Monday, June 21, 2010

Plum wine, Supplement 梅酒、追加

We harvested "aoume" 青梅 or unripe green plum last weekend for 2010 umeshu.

Although I posted umeshu when I bottled the 08 vintage, I decided to add a few more images and a description of how to make umeshu. We usually use 1 lb of plums, 1/2 lb of sugar and 1.75 liter of liquor (either Vodka or brandy), but we started using 2 lb of plums with the 2008 vintage since our tree produces so much fruit. Traditionally, rock sugar or "koorizatou" 氷砂糖 is used but it is difficult to find rock sugar here in the U.S. and we cannot detect the difference in the end product, so we use regular granulated sugar. I think the reason for using rock sugar is that it will slowly melt producing a saturated sugar containing liquid layer. Since this layer has a high specific gravity (as compare to the remaining liquid) the saturated layer will remain in the bottom for some time extracting plum juice. I try to achieve the same effect by coating the fruit with sugar and leaving it over night to extract the plum juice before adding the liquor as described below.

The image below left is of washed and dried plums (2 lb) in a container with (1/2 lb) of sugar added. I just gently rotate the container several times so that each plum is coated with sugar. The picture on the right is after the plums have been in the sugar over night. You can see the plum juice came out and the sugar is wet.

I use brandy for one batch and Vodka for two other batches as you can see below. For brandy, I use Christian Brothers, not Remy Martin XO, but that is up to you. I also use the cheapest Vodka I can find.

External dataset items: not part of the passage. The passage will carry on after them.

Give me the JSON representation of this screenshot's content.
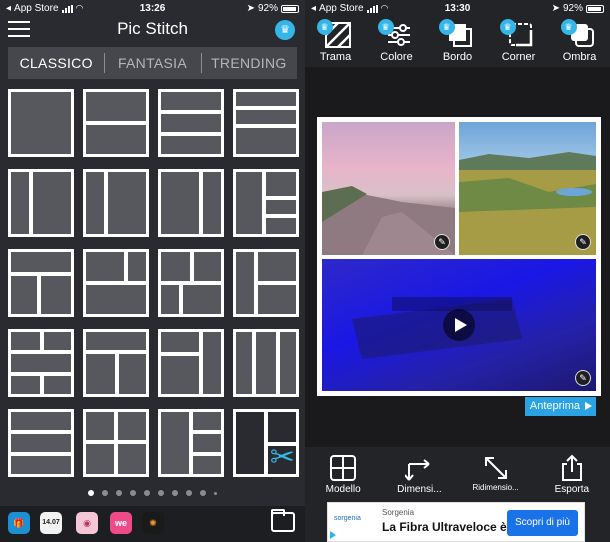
{
  "left": {
    "status": {
      "carrier": "App Store",
      "time": "13:26",
      "battery": "92%",
      "battery_level": 0.92
    },
    "header": {
      "title": "Pic Stitch"
    },
    "tabs": [
      {
        "label": "CLASSICO",
        "active": true
      },
      {
        "label": "FANTASIA",
        "active": false
      },
      {
        "label": "TRENDING",
        "active": false
      }
    ],
    "pager": {
      "count": 10,
      "active": 0
    },
    "bottom_apps": [
      "photo-stitch-gift-icon",
      "calendar-app-icon",
      "camera-app-icon",
      "we-heart-it-app-icon",
      "fireworks-app-icon"
    ],
    "calendar_badge": "14.07",
    "weheart_badge": "we"
  },
  "right": {
    "status": {
      "carrier": "App Store",
      "time": "13:30",
      "battery": "92%",
      "battery_level": 0.92
    },
    "toolbar": [
      {
        "name": "trama",
        "label": "Trama"
      },
      {
        "name": "colore",
        "label": "Colore"
      },
      {
        "name": "bordo",
        "label": "Bordo"
      },
      {
        "name": "corner",
        "label": "Corner"
      },
      {
        "name": "ombra",
        "label": "Ombra"
      }
    ],
    "preview_label": "Anteprima",
    "bottom_tools": [
      {
        "name": "modello",
        "label": "Modello"
      },
      {
        "name": "dimensioni",
        "label": "Dimensi..."
      },
      {
        "name": "ridimensiona",
        "label": "Ridimensio..."
      },
      {
        "name": "esporta",
        "label": "Esporta"
      }
    ],
    "ad": {
      "logo": "sorgenia",
      "brand": "Sorgenia",
      "headline": "La Fibra Ultraveloce è qui",
      "cta": "Scopri di più"
    }
  },
  "colors": {
    "accent": "#34b6e8",
    "preview": "#29a3e3",
    "ad_cta": "#1a72e8"
  }
}
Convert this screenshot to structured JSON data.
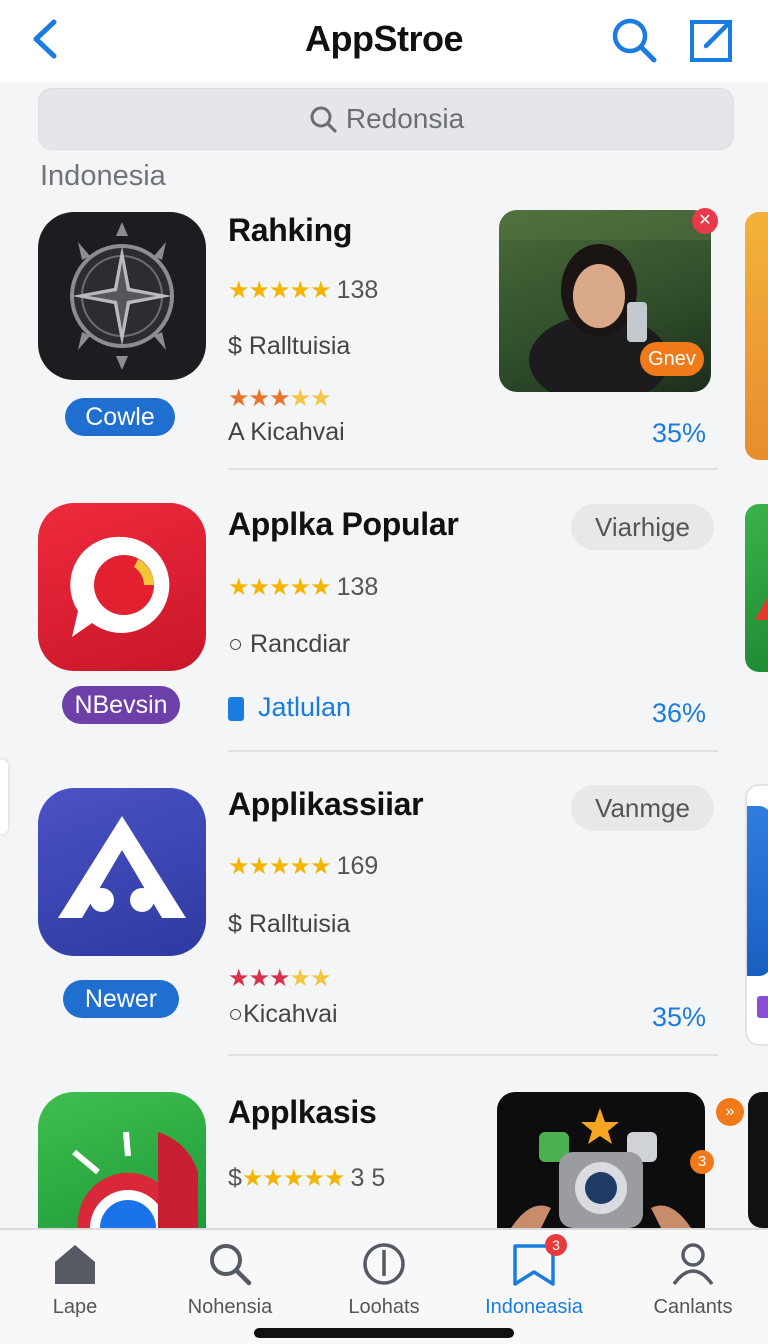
{
  "header": {
    "title": "AppStroe",
    "back_icon": "chevron-left-icon",
    "search_icon": "search-icon",
    "compose_icon": "compose-icon",
    "accent": "#1a7be0"
  },
  "search": {
    "placeholder": "Redonsia"
  },
  "section": {
    "label": "Indonesia"
  },
  "apps": [
    {
      "name": "Rahking",
      "rating_count": "138",
      "line2": "Ralltuisia",
      "line2_icon": "dollar-icon",
      "line3": "A Kicahvai",
      "pill": "Cowle",
      "pill_color": "#1f6fd1",
      "percent": "35%",
      "thumb_label": "Gnev"
    },
    {
      "name": "Applka Popular",
      "rating_count": "138",
      "line2": "Rancdiar",
      "line2_icon": "circle-icon",
      "line3": "Jatlulan",
      "line3_icon": "phone-icon",
      "pill": "NBevsin",
      "pill_color": "#6d3fa8",
      "button": "Viarhige",
      "percent": "36%"
    },
    {
      "name": "Applikassiiar",
      "rating_count": "169",
      "line2": "Ralltuisia",
      "line2_icon": "dollar-icon",
      "line3": "Kicahvai",
      "line3_icon": "circle-icon",
      "pill": "Newer",
      "pill_color": "#1f6fd1",
      "button": "Vanmge",
      "percent": "35%"
    },
    {
      "name": "Applkasis",
      "rating_count": "3 5",
      "line2_icon": "dollar-icon",
      "thumb_badge": "3"
    }
  ],
  "tabs": [
    {
      "label": "Lapе",
      "icon": "home-icon"
    },
    {
      "label": "Nohensia",
      "icon": "search-icon"
    },
    {
      "label": "Loohats",
      "icon": "clock-icon"
    },
    {
      "label": "Indoneasia",
      "icon": "bookmark-icon",
      "badge": "3",
      "active": true
    },
    {
      "label": "Canlants",
      "icon": "person-icon"
    }
  ]
}
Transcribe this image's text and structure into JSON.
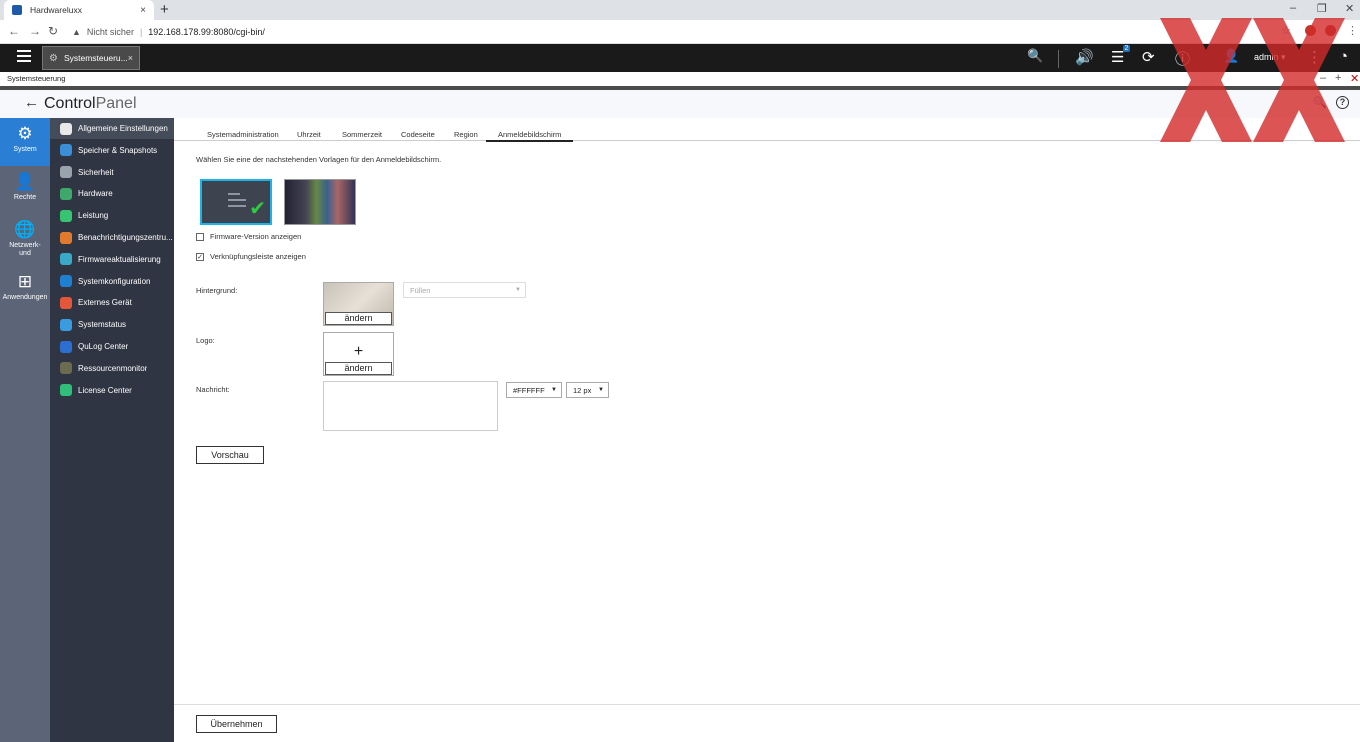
{
  "browser": {
    "tab_title": "Hardwareluxx",
    "close_glyph": "×",
    "new_tab_glyph": "+",
    "security_label": "Nicht sicher",
    "separator": "|",
    "url": "192.168.178.99:8080/cgi-bin/",
    "warning_glyph": "▲",
    "win_min": "–",
    "win_restore": "❐",
    "win_close": "✕",
    "back_glyph": "←",
    "forward_glyph": "→",
    "reload_glyph": "↻",
    "star_glyph": "☆",
    "menu_glyph": "⋮"
  },
  "qts": {
    "app_tab_title": "Systemsteueru...",
    "app_tab_close": "×",
    "gear_glyph": "⚙",
    "search_glyph": "🔍",
    "volume_glyph": "🔊",
    "tasks_glyph": "☰",
    "tasks_badge": "2",
    "sync_glyph": "⟳",
    "info_glyph": "ⓘ",
    "user_glyph": "👤",
    "user_name": "admin",
    "user_caret": "▾",
    "more_glyph": "⋮",
    "dashboard_glyph": "◔"
  },
  "window": {
    "title": "Systemsteuerung",
    "min_glyph": "–",
    "max_glyph": "+",
    "close_glyph": "✕"
  },
  "header": {
    "back_glyph": "←",
    "title_bold": "Control",
    "title_light": "Panel",
    "search_glyph": "🔍",
    "help_glyph": "?"
  },
  "rail": [
    {
      "label": "System",
      "glyph": "⚙"
    },
    {
      "label": "Rechte",
      "glyph": "👤"
    },
    {
      "label": "Netzwerk- und",
      "glyph": "🌐"
    },
    {
      "label": "Anwendungen",
      "glyph": "⊞"
    }
  ],
  "sidebar": [
    {
      "label": "Allgemeine Einstellungen",
      "color": "#e8e8e8"
    },
    {
      "label": "Speicher & Snapshots",
      "color": "#3a8fd8"
    },
    {
      "label": "Sicherheit",
      "color": "#9aa3ad"
    },
    {
      "label": "Hardware",
      "color": "#3fa96b"
    },
    {
      "label": "Leistung",
      "color": "#35c46f"
    },
    {
      "label": "Benachrichtigungszentru...",
      "color": "#e07b2e"
    },
    {
      "label": "Firmwareaktualisierung",
      "color": "#3aa9c9"
    },
    {
      "label": "Systemkonfiguration",
      "color": "#1f7fd0"
    },
    {
      "label": "Externes Gerät",
      "color": "#e4573a"
    },
    {
      "label": "Systemstatus",
      "color": "#3b9be0"
    },
    {
      "label": "QuLog Center",
      "color": "#2d6fd0"
    },
    {
      "label": "Ressourcenmonitor",
      "color": "#6b6b4f"
    },
    {
      "label": "License Center",
      "color": "#2fbf7a"
    }
  ],
  "tabs": [
    "Systemadministration",
    "Uhrzeit",
    "Sommerzeit",
    "Codeseite",
    "Region",
    "Anmeldebildschirm"
  ],
  "main": {
    "instruction": "Wählen Sie eine der nachstehenden Vorlagen für den Anmeldebildschirm.",
    "firmware_checkbox": "Firmware-Version anzeigen",
    "link_checkbox": "Verknüpfungsleiste anzeigen",
    "checked_glyph": "✓",
    "background_label": "Hintergrund:",
    "change_label": "ändern",
    "fill_select": "Füllen",
    "logo_label": "Logo:",
    "plus_glyph": "+",
    "message_label": "Nachricht:",
    "color_select": "#FFFFFF",
    "size_select": "12 px",
    "select_caret": "▼",
    "preview_button": "Vorschau",
    "apply_button": "Übernehmen",
    "selected_mark": "✔"
  }
}
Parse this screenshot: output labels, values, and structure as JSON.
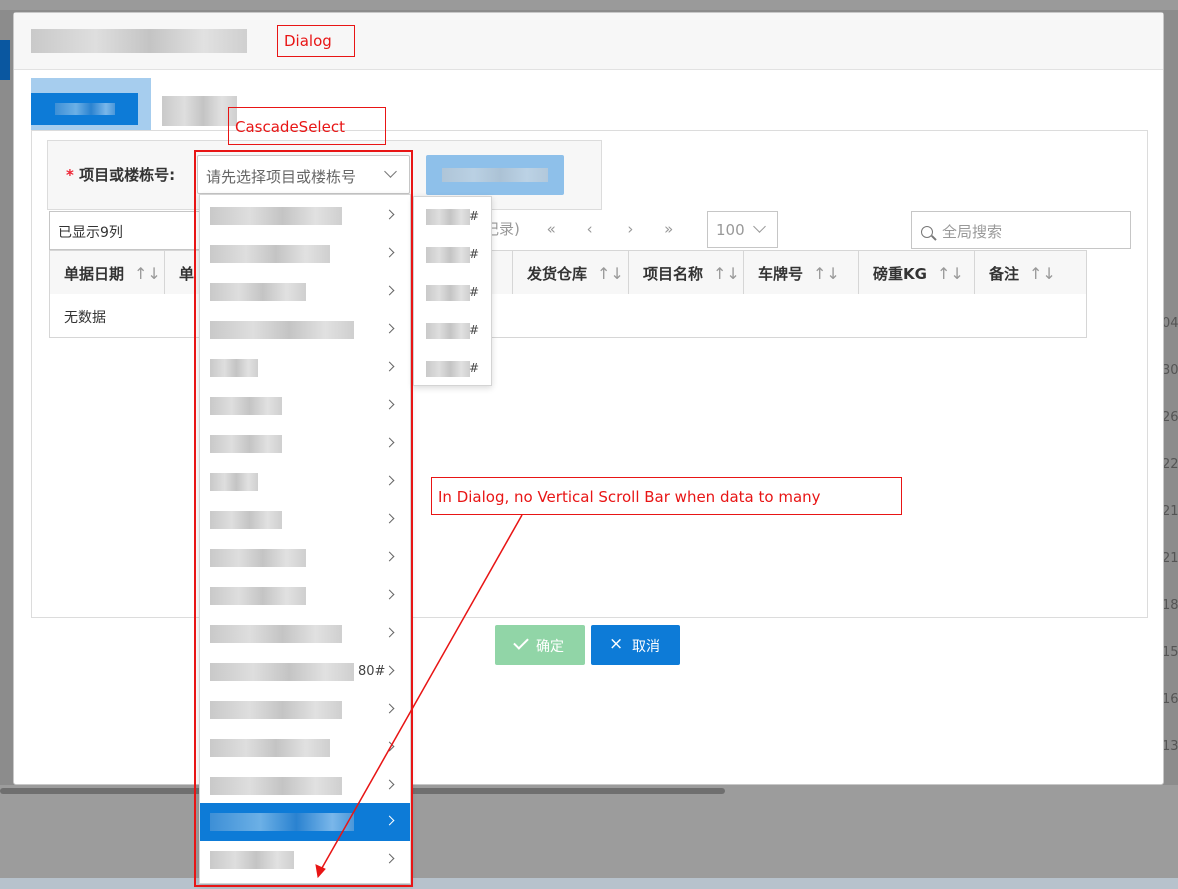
{
  "annotations": {
    "dialog": "Dialog",
    "cascade": "CascadeSelect",
    "note": "In Dialog, no Vertical Scroll Bar when data to many"
  },
  "form": {
    "required_mark": "*",
    "label": "项目或楼栋号:",
    "select_placeholder": "请先选择项目或楼栋号"
  },
  "toolbar": {
    "columns_shown": "已显示9列",
    "pager_tail": "记录)",
    "first": "«",
    "prev": "‹",
    "next": "›",
    "last": "»",
    "page_size": "100",
    "search_placeholder": "全局搜索"
  },
  "grid": {
    "columns": [
      "单据日期",
      "单",
      "发货仓库",
      "项目名称",
      "车牌号",
      "磅重KG",
      "备注"
    ],
    "sort_glyph": "↑↓",
    "empty_text": "无数据"
  },
  "footer": {
    "ok_label": "确定",
    "cancel_label": "取消",
    "cancel_icon": "×"
  },
  "cascade": {
    "item_extra": "80#",
    "selected_index": 16,
    "sub_items": [
      "#",
      "#",
      "#",
      "#",
      "#"
    ]
  },
  "background": {
    "row_numbers": [
      "04",
      "30",
      "26",
      "22",
      "21",
      "21",
      "18",
      "15",
      "16",
      "13"
    ]
  },
  "colors": {
    "primary": "#0d7bd7",
    "success_disabled": "#91d5a7",
    "annotation_red": "#e81515"
  }
}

I gently pour in the liquor so as not to disturb the sugar in the bottom. As you can see below, undissolved sugar can be seen in the bottom. My hope is that the sugar will melt gradually and produce a concentrated sugar layer in the bottom of the jar.

I just place the containers on a shelf in the basement or where ever they will not be in your way and wait for one year before bottling and drinking. Just don't forget about it.  (I forgot to bottle the '08 vintage for 2 years but the result was still good. So if you do forget, a few extra years don't seem to hurt.) Several years of bottle aging will make umeshu better.


Jon said...

Aha, thanks! Oddly enough, I put my ingredients in the jar on the same day as you (allowing for time zone differences). I heard the yellower plums are better for this purpose, and was able to get some extra large, very fragrant plums from Wakayama for this purpose. And since this is umeshu season, the rock sugar and white liquor were right next to the plums at the store...
I put in a little leftover brandy for variety, but will have to see how things develop over the newxt few months and consider adding something else.
Thanks for the advice!

Uncle N said...

Jon, I am glad that you are making umeshu. Using yellow plum appears to get a better flavor but it may make the umeshu turbid more quickly. Some only keeps the plums for 6 months to prevent this. Let us know how it taste next year.

tobias said...

well, in my home the wife makes the Umeshu. As wifes should do. Only 2 batches per year. All consumed by husband 1 1/2 years later. Latest.


Uncle N said...

Tobias, it must be really late in Japan. Stop drinking Umeshu and go to bed, unless you are off tomorrow (or today?).

tobias said...

only two hours of sleep today. Germany is in the next round ! Kurohoppy (my diet-drink) without Shochu, no umeshu.